As an important small molecule metabolite, NAD+ is widely involved in a series of biochemical reactions in cell energy metabolism, such as glycolysis, oxidative phosphorylation, and fatty acid oxidation. Tumor cells proliferate faster and are prone to DNA damage, requiring more NAD+ consumption. NAMPT is a key rate-limiting enzyme for NAD+ synthesis. Aberrant overexpression of NAMPT has been reported in a variety of tumor cells and is a poor prognosis factor for patient survival. It plays an important role in tumor cell proliferation, acting concurrently as an NAD+ synthase and unexpectedly, an extracellular signaling molecule for several tumor-promoting pathways.
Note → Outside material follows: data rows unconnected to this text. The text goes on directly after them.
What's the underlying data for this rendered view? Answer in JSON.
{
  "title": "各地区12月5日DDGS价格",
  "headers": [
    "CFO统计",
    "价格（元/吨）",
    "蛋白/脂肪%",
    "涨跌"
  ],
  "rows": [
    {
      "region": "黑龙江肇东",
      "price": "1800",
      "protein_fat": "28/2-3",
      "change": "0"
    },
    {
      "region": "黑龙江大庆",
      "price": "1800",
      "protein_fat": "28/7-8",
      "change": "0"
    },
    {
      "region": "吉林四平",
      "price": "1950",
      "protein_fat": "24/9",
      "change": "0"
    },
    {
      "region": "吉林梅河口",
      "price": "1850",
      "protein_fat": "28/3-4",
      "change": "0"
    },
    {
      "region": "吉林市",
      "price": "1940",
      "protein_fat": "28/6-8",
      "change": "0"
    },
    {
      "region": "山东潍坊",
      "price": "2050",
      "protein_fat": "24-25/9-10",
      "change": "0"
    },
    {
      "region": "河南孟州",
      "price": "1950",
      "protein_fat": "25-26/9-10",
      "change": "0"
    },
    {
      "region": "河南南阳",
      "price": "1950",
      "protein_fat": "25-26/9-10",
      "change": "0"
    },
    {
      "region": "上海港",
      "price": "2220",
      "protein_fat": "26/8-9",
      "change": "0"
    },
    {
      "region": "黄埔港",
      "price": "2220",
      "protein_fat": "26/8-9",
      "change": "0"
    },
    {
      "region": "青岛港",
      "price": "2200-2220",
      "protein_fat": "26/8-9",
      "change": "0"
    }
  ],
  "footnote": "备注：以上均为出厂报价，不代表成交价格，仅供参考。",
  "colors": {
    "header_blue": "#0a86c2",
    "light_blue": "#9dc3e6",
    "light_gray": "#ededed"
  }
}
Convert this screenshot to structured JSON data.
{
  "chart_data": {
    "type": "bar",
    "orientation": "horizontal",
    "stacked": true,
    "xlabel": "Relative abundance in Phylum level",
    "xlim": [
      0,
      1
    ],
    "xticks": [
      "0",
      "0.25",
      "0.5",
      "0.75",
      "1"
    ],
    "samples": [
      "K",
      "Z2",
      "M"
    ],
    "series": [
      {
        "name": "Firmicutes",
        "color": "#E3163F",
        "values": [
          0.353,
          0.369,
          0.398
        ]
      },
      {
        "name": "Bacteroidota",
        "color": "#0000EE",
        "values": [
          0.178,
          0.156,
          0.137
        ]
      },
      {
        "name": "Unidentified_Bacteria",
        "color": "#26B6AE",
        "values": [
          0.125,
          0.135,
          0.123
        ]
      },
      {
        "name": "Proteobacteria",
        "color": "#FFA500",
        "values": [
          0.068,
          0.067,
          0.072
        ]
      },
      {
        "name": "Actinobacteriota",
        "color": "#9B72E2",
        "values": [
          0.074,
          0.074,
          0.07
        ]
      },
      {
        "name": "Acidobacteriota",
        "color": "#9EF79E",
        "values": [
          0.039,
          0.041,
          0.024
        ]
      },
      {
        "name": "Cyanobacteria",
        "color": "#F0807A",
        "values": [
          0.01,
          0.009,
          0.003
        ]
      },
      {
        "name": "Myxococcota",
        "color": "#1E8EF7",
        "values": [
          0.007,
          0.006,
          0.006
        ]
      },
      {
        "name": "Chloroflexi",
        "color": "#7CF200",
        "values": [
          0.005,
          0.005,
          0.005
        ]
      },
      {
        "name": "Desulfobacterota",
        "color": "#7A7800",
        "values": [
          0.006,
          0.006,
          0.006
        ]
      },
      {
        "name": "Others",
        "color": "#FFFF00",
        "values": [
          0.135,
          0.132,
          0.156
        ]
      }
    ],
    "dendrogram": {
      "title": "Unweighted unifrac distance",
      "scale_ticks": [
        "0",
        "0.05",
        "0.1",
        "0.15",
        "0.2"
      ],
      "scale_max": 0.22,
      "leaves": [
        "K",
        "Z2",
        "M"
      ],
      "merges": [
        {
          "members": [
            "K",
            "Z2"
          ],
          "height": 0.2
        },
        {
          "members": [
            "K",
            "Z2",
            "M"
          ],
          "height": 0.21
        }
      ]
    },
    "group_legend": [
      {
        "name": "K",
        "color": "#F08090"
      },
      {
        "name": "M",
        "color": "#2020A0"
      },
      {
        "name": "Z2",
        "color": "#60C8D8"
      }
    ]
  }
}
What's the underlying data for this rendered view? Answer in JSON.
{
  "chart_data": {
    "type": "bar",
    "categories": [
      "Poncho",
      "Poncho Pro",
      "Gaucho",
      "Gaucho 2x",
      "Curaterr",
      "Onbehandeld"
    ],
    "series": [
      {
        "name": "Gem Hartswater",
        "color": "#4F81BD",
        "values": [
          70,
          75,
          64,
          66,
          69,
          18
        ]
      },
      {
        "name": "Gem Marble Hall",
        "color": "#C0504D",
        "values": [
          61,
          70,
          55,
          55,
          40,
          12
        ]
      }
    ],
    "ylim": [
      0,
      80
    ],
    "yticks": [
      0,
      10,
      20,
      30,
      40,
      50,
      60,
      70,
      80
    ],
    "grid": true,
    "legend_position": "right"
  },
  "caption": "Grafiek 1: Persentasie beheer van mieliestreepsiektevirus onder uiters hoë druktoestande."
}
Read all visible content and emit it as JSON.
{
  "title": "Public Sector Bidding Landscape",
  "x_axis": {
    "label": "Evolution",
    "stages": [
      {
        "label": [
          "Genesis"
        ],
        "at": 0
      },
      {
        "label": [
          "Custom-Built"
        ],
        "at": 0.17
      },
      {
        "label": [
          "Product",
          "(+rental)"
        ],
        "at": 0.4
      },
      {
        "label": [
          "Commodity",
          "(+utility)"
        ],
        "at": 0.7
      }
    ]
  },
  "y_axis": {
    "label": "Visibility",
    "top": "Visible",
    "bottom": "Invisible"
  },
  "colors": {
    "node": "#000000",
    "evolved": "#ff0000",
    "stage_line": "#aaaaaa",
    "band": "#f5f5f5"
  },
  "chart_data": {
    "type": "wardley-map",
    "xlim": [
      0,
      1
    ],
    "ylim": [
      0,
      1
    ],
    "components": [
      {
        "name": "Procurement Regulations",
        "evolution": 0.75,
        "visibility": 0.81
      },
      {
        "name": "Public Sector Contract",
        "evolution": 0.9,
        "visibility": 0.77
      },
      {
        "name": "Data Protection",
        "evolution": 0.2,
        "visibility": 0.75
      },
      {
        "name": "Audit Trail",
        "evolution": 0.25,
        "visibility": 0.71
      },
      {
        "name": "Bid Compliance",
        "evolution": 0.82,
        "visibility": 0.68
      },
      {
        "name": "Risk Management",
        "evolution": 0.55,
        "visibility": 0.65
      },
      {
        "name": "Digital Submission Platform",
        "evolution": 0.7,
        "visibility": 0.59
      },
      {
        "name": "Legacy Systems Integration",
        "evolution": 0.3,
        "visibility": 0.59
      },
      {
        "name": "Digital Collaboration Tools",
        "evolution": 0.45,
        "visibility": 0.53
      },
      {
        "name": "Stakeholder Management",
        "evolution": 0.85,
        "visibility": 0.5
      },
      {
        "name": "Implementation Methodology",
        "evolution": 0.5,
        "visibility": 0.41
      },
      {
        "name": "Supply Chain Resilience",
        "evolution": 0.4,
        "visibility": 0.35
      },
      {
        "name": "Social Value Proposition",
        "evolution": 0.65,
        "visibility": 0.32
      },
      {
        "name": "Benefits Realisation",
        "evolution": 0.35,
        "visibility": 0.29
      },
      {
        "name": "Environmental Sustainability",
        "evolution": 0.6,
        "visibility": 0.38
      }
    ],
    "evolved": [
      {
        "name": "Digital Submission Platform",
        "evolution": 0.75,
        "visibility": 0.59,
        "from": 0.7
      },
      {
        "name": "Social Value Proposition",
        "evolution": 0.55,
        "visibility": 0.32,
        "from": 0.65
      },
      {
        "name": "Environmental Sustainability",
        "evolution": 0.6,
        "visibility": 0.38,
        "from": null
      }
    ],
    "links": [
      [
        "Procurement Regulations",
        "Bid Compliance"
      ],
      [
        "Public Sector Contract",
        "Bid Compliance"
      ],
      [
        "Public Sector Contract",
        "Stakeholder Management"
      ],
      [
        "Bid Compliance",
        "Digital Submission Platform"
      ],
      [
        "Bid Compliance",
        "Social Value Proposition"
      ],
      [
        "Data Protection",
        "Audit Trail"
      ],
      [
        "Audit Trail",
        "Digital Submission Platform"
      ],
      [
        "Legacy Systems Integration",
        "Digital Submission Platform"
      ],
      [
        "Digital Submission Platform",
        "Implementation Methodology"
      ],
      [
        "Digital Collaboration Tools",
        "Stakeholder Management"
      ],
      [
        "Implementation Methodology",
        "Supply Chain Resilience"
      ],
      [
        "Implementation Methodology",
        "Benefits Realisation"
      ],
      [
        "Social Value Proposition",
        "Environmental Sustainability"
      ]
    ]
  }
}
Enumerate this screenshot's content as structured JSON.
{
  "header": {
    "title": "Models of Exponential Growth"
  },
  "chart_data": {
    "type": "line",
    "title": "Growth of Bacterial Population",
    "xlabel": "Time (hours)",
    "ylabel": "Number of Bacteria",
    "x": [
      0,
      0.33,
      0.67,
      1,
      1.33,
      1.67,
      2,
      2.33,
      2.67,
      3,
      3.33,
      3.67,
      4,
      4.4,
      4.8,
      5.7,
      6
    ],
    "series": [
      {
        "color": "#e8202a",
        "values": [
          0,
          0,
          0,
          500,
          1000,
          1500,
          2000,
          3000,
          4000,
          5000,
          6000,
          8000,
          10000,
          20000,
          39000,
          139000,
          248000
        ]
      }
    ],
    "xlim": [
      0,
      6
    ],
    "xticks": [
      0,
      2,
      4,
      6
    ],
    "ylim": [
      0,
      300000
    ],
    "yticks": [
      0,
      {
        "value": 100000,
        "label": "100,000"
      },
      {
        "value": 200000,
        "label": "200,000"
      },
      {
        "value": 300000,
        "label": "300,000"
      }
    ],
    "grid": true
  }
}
While previous efforts to modulate NAMPT activity were limited to enzymatic inhibitors with low success in clinical studies, protein degradation offers the possibility to simultaneously disrupt NAMPT's enzyme activity and ligand capabilities.
SLST Assistant Professor Fan Gaofeng's lab, in collaboration with Gluetacs Therapeutics (Shanghai) Co., Ltd., have developed two NAMPT-targeting PROTAC (Proteolysis targeting chimeric) compounds, which have been designed to achieve specific clearance of both intracellular and extracellular forms of NAMPT in a broad spectrum of tumor cell lines, thus interfering with the metabolic fitness of tumor cells. Their results were published in a paper entitled "Addressing Enzymatic-Independent Tumor-Promoting Function of NAMPT via PROTAC-Mediated Degradation" on November 2, which will be selected as the cover article in Cell Chemical Biology (Issue 11).
The action mode of NAMPT-PROTAC
The researchers used a standard structure-activity relationship study for better design of NAMPT-targeting PROTAC compounds. A series of alkyl and PEG linkers with different lengths were incorporated to bridge the NAMPT inhibitor precursor FK866-A with the CRBN ligand. The team ended up with two highly effective PROTAC compounds, called 630120 and 630121. Both compounds exhibited minimal off-target side effects on other proteins as assessed by mass spectrometry.
Chemical structure and specificity of 630120 and 630121
Both PROTAC compounds enable efficient degradation of the NAMPT protein in hematologic tumor cell lines and can affect the secretion process by degrading iNAMPT, ultimately leading to a decrease in eNAMPT levels. eNAMPT has a growth factor-like effect that activates downstream NF-κB and MAPK-ERK signaling pathways. Therefore, the PROTAC-mediated decrease in eNAMPT levels can effectively inhibit the NF-κB and ERK signaling pathway activation of tumor cells, and show superior killing effect to inhibitors in acute leukemia cells.
In summary, two NAMPT-targeting PROTAC compounds have been designed to achieve NAMPT degradation in a broad spectrum of tumor cell lines, thus interfering with the metabolic fitness of tumor cells. This study emphasizes the importance and feasibility of applying PROTACs as a superior strategy for targeting proteins with multiple tumor-promoting functions like NAMPT, which are not easily achieved by conventional enzymatic inhibitors.
First-year Ph.D. candidate Zhu Xiaotong, third-year Ph.D. candidate Liu Haixia, and third-year Ph.D. candidate Chen Li are the co-first authors. Prof. Fan Gaofeng, Prof. Jiang Biao, and Dr. Yang Xiaobao of Gluetacs are the co-corresponding authors.